Sorry about no blog yesterday (it’s below this one now), you’re getting two in one night because I refused to pay the Hilton’s extortionate internet charges (and they’ve somehow stopped laptops connecting to the unsecured networks in the area). Anyway, I’ve bit the bullet and paid for half hour use to upload these two blogs ($5 straight into Paris’s pocket no doubt).
Anyway, headed straight to Union Station to pick up some sightseeing tour tickets and after parting with a fist-full of dollars quickly realised that we’d booked the shittest of the three available. Instead of a human tour guide, a pre-recorded CD blurted out the landmarks (telling us every three minutes to remain seated at all times) completely out of synch with what was happening out of the window. Quickly got fed up of that and jumped off at the Smithsonian National Air and Space Museum.
After the brilliant USS Intrepid back in New York, we found this one a little tame, although the space rockets and artefacts from various missions was pretty good. The place was again full of kids like The Franklin Museum, so couldn’t get my hands on any of the interactive exhibits. There were a lot of war-related exhibits in there which severely undermined the role the R.A.F played in the skies during WWI and WWII. That’s America for you though, but you still can’t help but be impressed with artillery and machines they put together. By the end of it we felt a little exhausted of aerospace museums for one holiday, so waited for the shitty bus to get us again.
This took a while and when it finally came we managed to get a seat upstairs. Big mistake really, the wind chill factor here is something ridiculously low and we froze. Never mind eh? The bus took us past a number of amazing sounding museums (mind you they could have been four miles down the road with the dodgy commentary) and then on to the Thomas Jefferson Memorial. Another amazing looking statue encased in a Greek styled pantheon was to be found, set in the grounds of the pretty cherry blossom trees (there’s some big cherry blossom festival on at the minute everyone’s getting excited about). We’ll take a closer look at that tomorrow I’d imagine.
Grabbed some lunch in the heart of the city in a huge food court and then made the short walk to the White House where the President had just arrived back to today. You can’t get anywhere near the place, although I did get some good shots through the fencing. A policeman then ordered everybody away from the gates and across the road as something must have been happening in there. We hung around for ten minutes, but no sign of ode Barack. Poor love must be knackered from all that travelling he’s been doing (know the feeling boss).
We then made the walk around some of America’s most famous monuments. Firstly we trekked back up to that Washington Monument again (you need tickets to get up it though which were all gone, but got some nice shots of the White House from a distance and the Lincoln Memorial to the other side. We then made the famed walk along the Reflecting Pool and up those famous steps where Dr. King made that speech, also taking in the impressive World War II Memorial. Got some brilliant shots of the National Mall monuments from here before going into see old Abraham himself, who was sitting majestically on a chair – one of the most stunning statues you’re ever likely to see. The adjoining Korean War Memorial was my favourite of the lot; a bizarre and transcendent scene set by life-size statues of alert soldiers about to step into combat.

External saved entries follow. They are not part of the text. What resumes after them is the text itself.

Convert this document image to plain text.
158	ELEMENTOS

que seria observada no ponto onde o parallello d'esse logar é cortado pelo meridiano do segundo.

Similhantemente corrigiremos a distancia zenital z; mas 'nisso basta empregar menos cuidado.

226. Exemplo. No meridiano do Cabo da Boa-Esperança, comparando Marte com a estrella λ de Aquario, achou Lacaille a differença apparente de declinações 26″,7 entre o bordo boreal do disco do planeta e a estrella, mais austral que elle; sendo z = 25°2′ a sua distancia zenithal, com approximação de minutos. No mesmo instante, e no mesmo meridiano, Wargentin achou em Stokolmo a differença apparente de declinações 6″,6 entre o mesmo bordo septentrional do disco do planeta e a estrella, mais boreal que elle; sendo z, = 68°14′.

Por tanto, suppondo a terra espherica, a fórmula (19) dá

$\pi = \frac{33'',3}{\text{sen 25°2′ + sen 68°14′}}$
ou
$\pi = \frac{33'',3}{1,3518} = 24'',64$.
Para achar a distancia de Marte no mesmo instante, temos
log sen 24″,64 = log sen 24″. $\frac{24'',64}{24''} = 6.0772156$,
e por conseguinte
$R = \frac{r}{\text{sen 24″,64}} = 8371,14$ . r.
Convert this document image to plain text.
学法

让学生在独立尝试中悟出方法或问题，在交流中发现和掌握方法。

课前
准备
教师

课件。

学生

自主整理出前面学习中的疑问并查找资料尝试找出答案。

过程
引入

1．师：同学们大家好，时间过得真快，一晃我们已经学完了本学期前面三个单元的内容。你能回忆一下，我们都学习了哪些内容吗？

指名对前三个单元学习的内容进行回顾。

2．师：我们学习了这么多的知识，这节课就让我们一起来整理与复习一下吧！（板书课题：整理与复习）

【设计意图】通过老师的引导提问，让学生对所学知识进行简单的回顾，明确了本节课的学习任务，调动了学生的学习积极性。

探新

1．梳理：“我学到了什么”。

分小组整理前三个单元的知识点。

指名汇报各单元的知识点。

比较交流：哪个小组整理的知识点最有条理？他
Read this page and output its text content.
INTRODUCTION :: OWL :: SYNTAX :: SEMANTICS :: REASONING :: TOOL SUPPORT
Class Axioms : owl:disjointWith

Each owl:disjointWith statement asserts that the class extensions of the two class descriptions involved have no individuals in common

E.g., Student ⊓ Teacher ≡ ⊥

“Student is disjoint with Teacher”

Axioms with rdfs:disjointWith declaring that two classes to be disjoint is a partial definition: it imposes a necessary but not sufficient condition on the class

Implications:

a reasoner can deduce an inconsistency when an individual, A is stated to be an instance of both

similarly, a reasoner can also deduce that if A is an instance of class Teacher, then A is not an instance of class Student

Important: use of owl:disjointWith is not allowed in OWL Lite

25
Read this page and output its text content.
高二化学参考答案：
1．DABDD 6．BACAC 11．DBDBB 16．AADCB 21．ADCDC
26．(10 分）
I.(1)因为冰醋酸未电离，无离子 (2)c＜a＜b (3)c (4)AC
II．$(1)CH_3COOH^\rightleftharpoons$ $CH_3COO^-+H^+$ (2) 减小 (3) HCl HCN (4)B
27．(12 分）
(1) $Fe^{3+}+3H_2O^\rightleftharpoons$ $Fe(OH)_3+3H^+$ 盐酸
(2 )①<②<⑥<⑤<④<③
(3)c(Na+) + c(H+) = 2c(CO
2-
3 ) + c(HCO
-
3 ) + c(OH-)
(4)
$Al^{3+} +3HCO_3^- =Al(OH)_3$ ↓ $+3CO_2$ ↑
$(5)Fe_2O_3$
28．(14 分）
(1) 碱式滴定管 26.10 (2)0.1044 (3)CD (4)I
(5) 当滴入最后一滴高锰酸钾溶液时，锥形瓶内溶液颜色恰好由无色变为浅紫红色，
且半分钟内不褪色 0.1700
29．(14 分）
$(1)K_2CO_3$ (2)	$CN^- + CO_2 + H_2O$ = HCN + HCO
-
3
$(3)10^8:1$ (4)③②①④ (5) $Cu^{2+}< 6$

As part of our sightseeing passes, we were allowed to go on a night-time tour of the city’s sights. Although it was cold, we were up for it; that was until the first bus we needed came to get us. We waited what felt like an eternity (the two other company’s buses arrived five times before one of ours) and sat on the back seats on the lower deck. The audio commentary was still completely out of synch with the surroundings and the petrol fumes were massively intoxicating, so much so it put me to sleep and made the poor Irish one physically sick in the Union Street bogs! There’s no point in complaining to staff at these places (they don’t understand our accents or care) and anyway, how can smokers complain of dirty air eh!?
I felt completely knackered after inhaling half a tanks worth of ‘gas’ and suggested an early night and a good drink up (which is what I’m doing now). Don’t think myself or Small Irish are completely endeared to Washington D.C. It’s very formal compared to New York and Philadelphia, but that was to be expected I guess and all the tourists and overly spoilt American children are starting to get on my nerves! Bit moany this entry isn’t it? Don’t let that fool you, we’re having the time of our lives.